А дальше начинается необъяснимое. Никогда я не спал днём. Я слабо помню моего отца. Он умер, когда мне исполнилось три года. И вот мой отец сидит в изящном кресле-качалке, сияющем чёрным лаком. Золотистая соломка сидения и спинки переплетается, обрамляя пустоты - маленькие восьмиугольники. На отце светлая пижама. Я стою на подъёмах его стоп. Он поддерживает меня добрыми сильными руками. Мы плавно раскачиваемся. Монотонное неспешное движение обволакивает, опьяняет меня. Мне так сладостно! Пусть никогда не прекращается это божественное раскачивание.
- Сын, - какой красивый голос у отца! - Ты выбрал себе замечательную жену. Я благословляю вас.
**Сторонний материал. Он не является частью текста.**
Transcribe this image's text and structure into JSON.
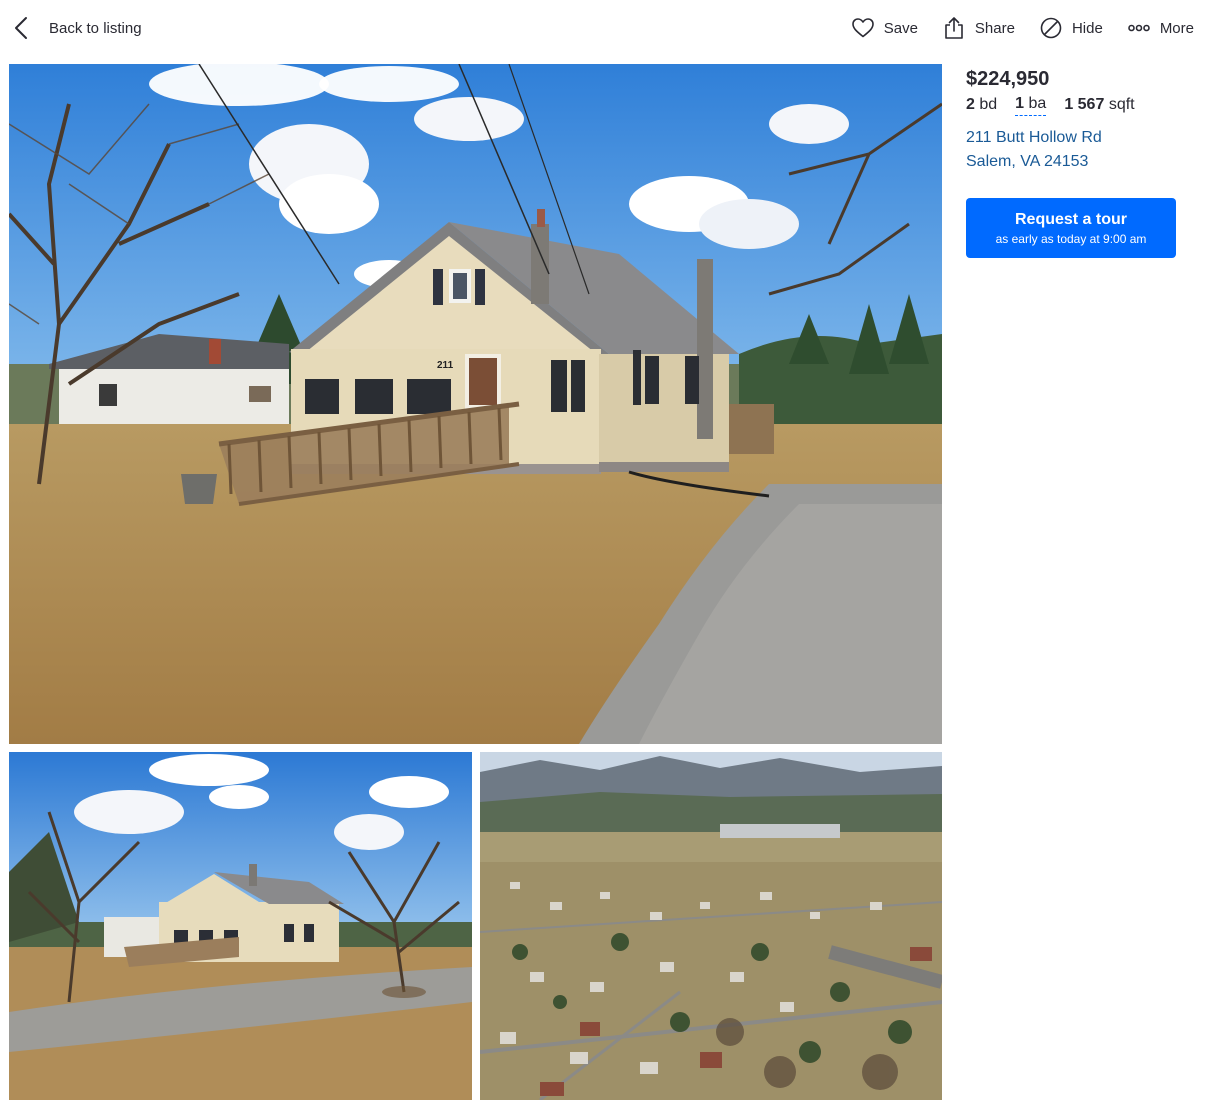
{
  "header": {
    "back_label": "Back to listing",
    "actions": {
      "save": "Save",
      "share": "Share",
      "hide": "Hide",
      "more": "More"
    }
  },
  "listing": {
    "price": "$224,950",
    "beds_value": "2",
    "beds_unit": "bd",
    "baths_value": "1",
    "baths_unit": "ba",
    "sqft_value": "1 567",
    "sqft_unit": "sqft",
    "address_line1": "211 Butt Hollow Rd",
    "address_line2": "Salem, VA 24153"
  },
  "tour_button": {
    "label": "Request a tour",
    "sublabel": "as early as today at 9:00 am"
  },
  "photos": [
    {
      "subject": "front exterior of house with ramp and gravel driveway",
      "house_number": "211"
    },
    {
      "subject": "house from yard with bare tree"
    },
    {
      "subject": "aerial view of neighborhood and mountains"
    }
  ],
  "colors": {
    "accent": "#006aff",
    "link": "#1a5a96",
    "text": "#2a2a33"
  }
}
Движение кресла-качалки прекратилось внезапно. Я лежу на правом боку. Предо мною голая стена убогой комнаты. Я не могу опомниться. Ведь только что я видел отца. Я осязал его. Что это было? Сон? Но спал ли я? Не могу ответить на этот вопрос. Мистика...
Тут следует отвлечься и перейти к совсем другому рассказу. К другому времени. К другому месту. Может быть, этот рассказ в какой-то мере оправдает неопределённость моего путаного объяснения.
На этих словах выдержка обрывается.